Umberto Eco, Buku Digital dan Literasi Membaca

Notification

×

Iklan

Iklan

Umberto Eco, Buku Digital dan Literasi Membaca

Selasa, 21 Desember 2021 | 13:35 WIB Last Updated 2022-09-09T01:42:03Z

Oleh: Pungkit Wijaya,
Esais.

Umberto Eco dalam sebuah wawancara mengatakan bahwa buku cetak tidak bisa disamakan dengan datangnya buku digital (E-book). Buku cetak sudah tua usianya dari buku digital dan yang menarik, Eco memilih untuk membaca buku cetak dibandingkan buku digital. 

Bagi Eco bisa saja berujar seperti itu. Mungkin kita bisa mengamininya atau boleh untuk memilih abai pada pernyataan tersebut.

Tradisi cetak tetap saja tidak bisa tergantikan dengan tradisi digital merujuk pada istilahnya populernya digitalisasi buku. 

Uniknya, buku di sadari atau tidak; sebagai bahan bacaan, esensinya tetap saja harus dibaca. Peletakan tersebut menjadi dasar bagi kita untuk memahami dua tradisi yang kini mulai menjadi pilihan.

Mungkin, bagi sebagian orang, boleh tidak merasa betah membaca buku digital (E-book) sebab sudah terbiasa membaca dalam wujud cetak. 

Contohnya, seorang teman di kampus, dia enggan membaca buku versi digital; katanya lebih baik dia cetak kembali wujud buku digital tersebut kemudian dibacanya. Namun, untuk sebagian orang buku digital memudahkan untuk membaca. Tergantung kebiasaan dan kebutuhan.

Menarik mencermati ketika perusahaan buku cetak kini sudah mulai membuka toko buku online. Terlalu naïf jika kita tidak mengakui bahwa perkembangan zaman sudah berhijrah ke arah digital. Bahkan, segala bentuk realtias sosial sangat terasa peralihannya. Terutama dalam lahan ekonomi.

Digitalisasi gencar menggerus berbagai sendi-sendi kehidupan kita. Kini, bahkan, jasa pemesanan ojek pun bisa dipesan secara online. Digitalisasi itu, tentunya juga menggerus buku-buku cetak dan menggantikannya dengan buku digital (E-book).
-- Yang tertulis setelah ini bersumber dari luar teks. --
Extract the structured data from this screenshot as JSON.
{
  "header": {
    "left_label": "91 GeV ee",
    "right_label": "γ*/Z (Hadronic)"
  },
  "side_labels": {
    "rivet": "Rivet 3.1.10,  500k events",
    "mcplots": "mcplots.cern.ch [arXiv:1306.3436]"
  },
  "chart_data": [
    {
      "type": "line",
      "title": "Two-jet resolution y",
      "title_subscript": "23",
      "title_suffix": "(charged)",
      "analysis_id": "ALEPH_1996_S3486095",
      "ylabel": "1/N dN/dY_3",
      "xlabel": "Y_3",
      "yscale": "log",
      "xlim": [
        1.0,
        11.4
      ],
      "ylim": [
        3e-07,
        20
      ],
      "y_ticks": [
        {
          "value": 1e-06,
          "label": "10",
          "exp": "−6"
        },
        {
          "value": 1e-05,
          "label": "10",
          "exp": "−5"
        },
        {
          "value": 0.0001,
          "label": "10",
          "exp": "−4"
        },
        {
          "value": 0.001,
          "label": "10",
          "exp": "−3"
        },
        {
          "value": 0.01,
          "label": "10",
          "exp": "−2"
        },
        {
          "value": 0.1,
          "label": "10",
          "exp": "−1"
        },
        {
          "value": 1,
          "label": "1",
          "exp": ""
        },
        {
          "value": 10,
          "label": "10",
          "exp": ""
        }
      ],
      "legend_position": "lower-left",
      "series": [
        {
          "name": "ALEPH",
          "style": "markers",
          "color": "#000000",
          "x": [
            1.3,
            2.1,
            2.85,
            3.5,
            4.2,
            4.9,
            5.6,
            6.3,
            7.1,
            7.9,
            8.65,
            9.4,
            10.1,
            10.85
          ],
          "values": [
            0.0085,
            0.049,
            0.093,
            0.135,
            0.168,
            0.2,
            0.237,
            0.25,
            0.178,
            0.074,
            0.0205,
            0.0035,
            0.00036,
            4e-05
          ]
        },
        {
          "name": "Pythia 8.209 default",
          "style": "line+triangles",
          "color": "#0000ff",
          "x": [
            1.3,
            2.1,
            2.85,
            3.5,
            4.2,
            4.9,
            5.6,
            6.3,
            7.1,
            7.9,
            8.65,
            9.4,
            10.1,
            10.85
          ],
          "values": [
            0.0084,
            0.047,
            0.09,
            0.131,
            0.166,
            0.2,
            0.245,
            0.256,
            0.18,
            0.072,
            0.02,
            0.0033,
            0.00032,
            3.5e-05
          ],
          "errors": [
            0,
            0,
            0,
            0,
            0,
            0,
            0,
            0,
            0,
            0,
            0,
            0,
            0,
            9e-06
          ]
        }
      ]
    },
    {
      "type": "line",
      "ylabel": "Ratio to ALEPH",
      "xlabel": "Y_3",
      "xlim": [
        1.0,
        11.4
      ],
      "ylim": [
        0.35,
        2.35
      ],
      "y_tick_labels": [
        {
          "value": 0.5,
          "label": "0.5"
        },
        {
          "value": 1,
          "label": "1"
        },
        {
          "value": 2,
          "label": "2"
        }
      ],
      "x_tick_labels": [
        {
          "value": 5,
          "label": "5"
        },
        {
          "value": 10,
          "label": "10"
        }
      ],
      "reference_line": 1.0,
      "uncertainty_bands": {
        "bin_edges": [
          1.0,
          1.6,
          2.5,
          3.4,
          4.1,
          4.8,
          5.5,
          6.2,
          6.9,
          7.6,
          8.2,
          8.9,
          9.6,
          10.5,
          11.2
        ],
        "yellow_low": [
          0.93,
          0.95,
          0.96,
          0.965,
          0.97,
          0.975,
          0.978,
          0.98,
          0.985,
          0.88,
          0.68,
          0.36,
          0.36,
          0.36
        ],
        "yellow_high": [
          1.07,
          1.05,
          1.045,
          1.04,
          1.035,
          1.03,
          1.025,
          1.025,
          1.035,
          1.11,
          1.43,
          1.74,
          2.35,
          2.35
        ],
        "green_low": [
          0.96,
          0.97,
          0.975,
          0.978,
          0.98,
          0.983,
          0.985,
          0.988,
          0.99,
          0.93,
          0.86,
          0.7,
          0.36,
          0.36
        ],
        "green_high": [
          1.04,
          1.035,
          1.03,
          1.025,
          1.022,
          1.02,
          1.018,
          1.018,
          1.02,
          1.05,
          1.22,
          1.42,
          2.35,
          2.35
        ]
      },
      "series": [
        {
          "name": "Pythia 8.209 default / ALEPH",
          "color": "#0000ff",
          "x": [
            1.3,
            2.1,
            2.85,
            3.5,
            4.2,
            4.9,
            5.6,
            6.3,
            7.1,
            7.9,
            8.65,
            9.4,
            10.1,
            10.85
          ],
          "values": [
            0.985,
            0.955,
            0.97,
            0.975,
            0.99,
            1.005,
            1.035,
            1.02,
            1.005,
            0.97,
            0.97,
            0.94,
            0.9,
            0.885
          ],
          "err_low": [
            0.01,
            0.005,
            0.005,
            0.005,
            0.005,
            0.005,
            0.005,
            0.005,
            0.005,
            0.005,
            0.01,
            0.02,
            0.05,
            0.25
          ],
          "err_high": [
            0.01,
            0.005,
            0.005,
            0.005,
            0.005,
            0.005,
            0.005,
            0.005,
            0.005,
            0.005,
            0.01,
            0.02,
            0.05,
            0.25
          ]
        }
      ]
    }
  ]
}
Kemajuan zaman selalu menjanjikan kelebihan. Sebab, jika tidak, mustahil ia disebut kemajuan dan mustahil pula ia diterima oleh manusia. Hukum ini berlaku pula bagi E-book yang diprediksi akan menggantikan zaman buku cetak.


Semenjak proyek Gutenberg, perkembangan digitalisasi buku menjadi lebih cepat. Seperti halnya perkembangan perpustakaan digital. 

Coba kita tengok di Universitas baik di Indonesia maupun diluar negeri sudah menggunggah buku digital secara gratis. Ya, kini buku cetak sudah tersimpan dan berjejer di lemari digital.

Ada lima kelebihan buku digital (E-Book) dibandingkan dengan buku cetak. 

Pertama, E-book dinilai lebih simpel untuk dibawa dan disimpan, ketimbang buku cetak. Kedua, E-book juga tergolong jauh lebih murah ketimbang buku cetak. Ketiga, usia E-book lebih tahan lama dan abadi. Keempat, E-book itu lebih mudah untuk dicari dan didapatkan. Dan, kelima, karena mudah diproduksi, E-book banyak tersedia dalam banyak pilihan bahasa.

Terlepas dari semua perkembangan yang terjadi tersebut, kita bisa membeli buku digital atau buku cetak. Yang jelas, esensinya buku itu harus tetap dibaca. 

Sebagaimana galibnya manusia berpikir, bahwa kegiatan membaca tidak bisa kita tinggalkan -- dalam filsafat Aristoteles disebut dengan esensial dan desensial, yakni buku ialah sebuah bahan bacaan. Ini mengindikasikan mau tak mau, manusia mesti membudayakan kegiatan membaca, baik yang berwujud digital maupun cetak.